Since the county closed golf courses, various golf organizations in the area, including the Southern California Golf Association and the Southern California PGA, have lobbied the county and other closed areas to reopen the game. , these organizations want gaming to be considered a recreational activity such as walking or hiking, both of which are permitted under the home stay order.

The towns of the Coachella valley have also been involved in discussions with the courts and with the county since the closure. Palm Springs and La Quinta have each issued separate orders to close golf courses in their cities. Most city-owned golf courses closed immediately after county ordinances.

“I cannot speak on behalf of my fellow council members, but if the county supervisors believe (the opening of the courts) is appropriate, I support their decision,” said Iris Smotrich, mayor of Indian Wells, who has two courses at the Indian Wells Golf Recours.

At La Quinta, which issued its own executive order to close separate courses from the county, Mayor Linda Evans said the city was ready for golf.

“We fundamentally believe that the process must begin for the city of La Quinta so that we can recruit and hire people. This combination is in golf, so we could see the opening of the golf course, “said Evans.

Evans recognizes that golf is often a retirement sport and that many of the people who play it are from the vulnerable demographic of those 60 and over.

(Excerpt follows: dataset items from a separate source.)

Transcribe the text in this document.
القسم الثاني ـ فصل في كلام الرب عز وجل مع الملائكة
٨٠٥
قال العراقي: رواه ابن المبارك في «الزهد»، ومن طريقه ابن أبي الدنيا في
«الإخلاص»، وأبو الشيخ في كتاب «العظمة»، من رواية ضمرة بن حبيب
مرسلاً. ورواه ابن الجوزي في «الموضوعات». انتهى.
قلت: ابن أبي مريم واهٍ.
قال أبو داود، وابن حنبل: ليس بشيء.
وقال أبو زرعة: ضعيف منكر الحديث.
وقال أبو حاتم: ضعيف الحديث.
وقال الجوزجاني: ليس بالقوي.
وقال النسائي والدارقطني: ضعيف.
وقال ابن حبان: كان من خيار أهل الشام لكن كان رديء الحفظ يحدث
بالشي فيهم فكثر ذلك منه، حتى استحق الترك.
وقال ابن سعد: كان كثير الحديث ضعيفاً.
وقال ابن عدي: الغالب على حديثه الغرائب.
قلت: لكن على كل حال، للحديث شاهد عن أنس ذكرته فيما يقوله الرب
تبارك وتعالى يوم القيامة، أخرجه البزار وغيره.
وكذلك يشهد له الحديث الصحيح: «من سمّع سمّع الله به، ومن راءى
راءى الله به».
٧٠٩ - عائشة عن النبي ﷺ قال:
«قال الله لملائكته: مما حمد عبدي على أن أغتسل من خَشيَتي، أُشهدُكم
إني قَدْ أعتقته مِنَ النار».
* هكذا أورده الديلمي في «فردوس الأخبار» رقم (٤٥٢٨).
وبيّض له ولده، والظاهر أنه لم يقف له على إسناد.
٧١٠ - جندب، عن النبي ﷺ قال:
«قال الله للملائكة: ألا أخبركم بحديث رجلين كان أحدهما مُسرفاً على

But as the valley slides into summer, traditionally the slowest time of the year for the economy, a slow reopening of the golf course may be the best way for the city and its people to return to normal.

“Golf is something that can help the health and well-being of our residents,” said Evans.

Evans said the city council is ready to revise this order in accordance with the county’s amended ordinance.

To add to the frustration of golfers, the game could be played in other states and even other counties in California with restrictions. Over the weekend, Ventura County has reopened its golf courses, and some courses in Orange County have also reopened.

In addition, Wisconsin and Minnesota have announced the reopening of golf courses in these states. In New York State, Governor Andrew Cuomo authorizes the practice of golf in private clubs.